Hilde Wiese was among 15 white farm owners who were ordered in May last year by the government in the southwest African state to "make an offer" for the sale of their land.
Wiese said: "What can I do? This has been dragging on for more than a year. I want the matter to be concluded."
Wiese said she estimated her 4 000ha Ongombo West farm located about 40km east of the capital to be worth nine million Namibian dollars ($1.4m).
She said she had finally agreed to the government offer of 3.7 million Namibian dollars.
Govt vows to redress
A date had yet to be set for the Wiese family to leave the farm where they had been raising beef cattle and growing arum lilies for export to Europe.
Namibia's 3 800 white farmers own most of the arable land, an imbalance that the government had vowed to redress.
The Namibia Agricultural Union (NAU), representing 3 000 mostly white commercial farmers, two weeks ago criticised the government's handling of the negotiations to buy Ongombo West.

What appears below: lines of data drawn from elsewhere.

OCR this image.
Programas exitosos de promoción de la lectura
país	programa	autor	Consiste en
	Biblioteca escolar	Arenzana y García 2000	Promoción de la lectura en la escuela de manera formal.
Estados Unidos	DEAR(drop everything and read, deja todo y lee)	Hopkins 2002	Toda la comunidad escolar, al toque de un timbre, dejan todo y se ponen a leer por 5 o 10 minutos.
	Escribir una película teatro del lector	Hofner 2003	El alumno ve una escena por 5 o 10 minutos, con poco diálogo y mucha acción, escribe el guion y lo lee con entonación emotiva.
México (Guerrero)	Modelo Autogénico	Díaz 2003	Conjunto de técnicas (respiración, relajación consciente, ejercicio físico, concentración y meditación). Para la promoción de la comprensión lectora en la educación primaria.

President of the NAU, Raimar von Hase, said: "The ministry sees this transaction as a 'willing buyer - willing seller' transaction.
"This view is not necessarily shared by the owner of the farm."
The NAU said: "The process of land reform and especially expropriation must be transparent with clear criteria for the determination of farms which should be offered to the state."
Six black farm workers evicted
The Weise family, who had owned Ongombo West for four generations, were drawn into the eye of a political storm over land ownership in the southern African country after a dispute last year with six black farm workers who were evicted.
Former president Sam Nujoma singled out the Wiese farm in a speech, saying that "some of the whites are behaving as if they came from Holland or Germany" for evicting their workers.
Nujoma's successor and former lands minister Hifikepunye Pohamba had vowed to press on with the expropriations, warning that Namibia could face a "revolution" if the land imbalance was not addressed.
Pohamba said: "Land expropriation doesn't mean confiscation, but means selling land to the government at fair prices as provided for in the constitution and the relevant laws."